Wall Street Has Given Up on These 3 Stocks, and That’s a Huge Mistake

Offshore woes could be over

Todd Campbell (Oceaneering International): A whopping 17 out of 22 Wall Street analysts that follow Oceaneering International rate it a hold or worse and given Wall Street’s reluctance to issue negative ratings, that’s a pretty pessimistic view of this offshore energy services company.

You can’t really blame them for being unimpressed by the company. Since peaking near $85 per share in 2014, its shares have plummeted to about $22 because lower oil prices have crimped offshore oil and gas exploration.

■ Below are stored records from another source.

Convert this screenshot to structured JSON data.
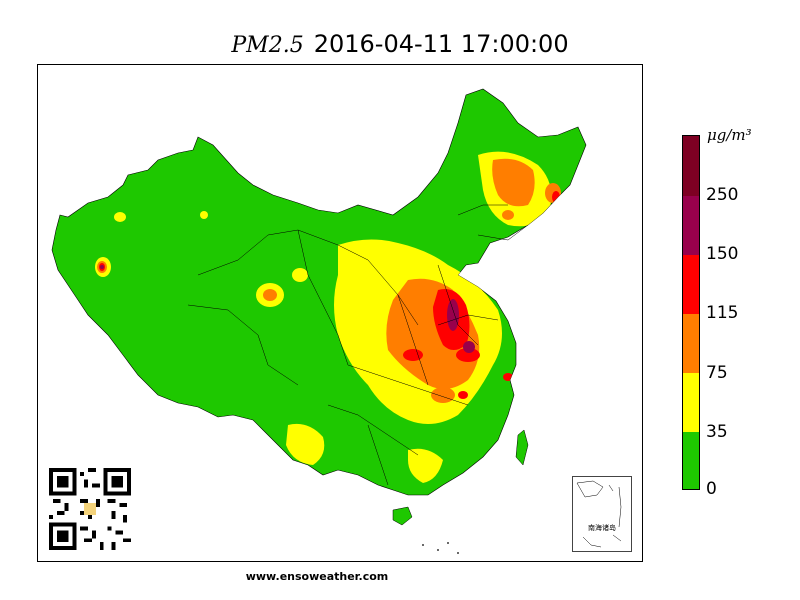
{
  "header": {
    "variable": "PM2.5",
    "datetime": "2016-04-11 17:00:00"
  },
  "map": {
    "region": "China",
    "inset_label": "南海诸岛"
  },
  "colorbar": {
    "unit": "μg/m³",
    "ticks": [
      "0",
      "35",
      "75",
      "115",
      "150",
      "250"
    ],
    "bins": [
      {
        "range": "0-35",
        "color": "#1ec800"
      },
      {
        "range": "35-75",
        "color": "#ffff00"
      },
      {
        "range": "75-115",
        "color": "#ff7e00"
      },
      {
        "range": "115-150",
        "color": "#ff0000"
      },
      {
        "range": "150-250",
        "color": "#99004c"
      },
      {
        "range": ">250",
        "color": "#7e0023"
      }
    ]
  },
  "footer": {
    "website": "www.ensoweather.com"
  }
}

However, a turn could be coming in that market and if so, Wall Street could get caught flat-footed and needing to catch up.

Oceaneering International’s financials are driven largely by its remotely operated vehicles (ROV) and subsea products, and demand for those solutions depends on rising — not falling — offshore investment by oil and gas companies.

Offshore projects are historically more expensive than land-based projects, so it’s no surprise that those projects were the first to be moth-balled by exploration and production companies. Crude oil prices are rebounding, though, and advances in technology that are making offshore projects more competitive could spark interest again.

For example, ExxonMobil is spending big money offshore Guyana on a massive 6.6 million acre project and while BP’s capital spending budget isn’t growing yet, it’s also got important projects offshore Egypt, Azerbaijan, and in the North Sea (Clair Ridge). A ramp in offshore activity by BP would be particularly good news for Oceaneering Int’l because BP is its biggest customer, accounting for 12% of revenue in 2017.

Oceaneering Int’l’s sales aren’t reboounding yet, but utilization of its ROV fleet and orders for its subsea products could be bottoming. For the full year, the company’s guiding for fleet utilization to improve from 44% to the low 50% range, and by the end of this year, management thinks the book-to-bill ratio for its subsea products will climb back above one from 0.71 in Q1.

Admittedly, I don’t expect a quick pricing and profit recovery because of these developments, but I do believe this year could be the turning point for the company and if I’m right, then Wall Street’s wrong to be so bearish.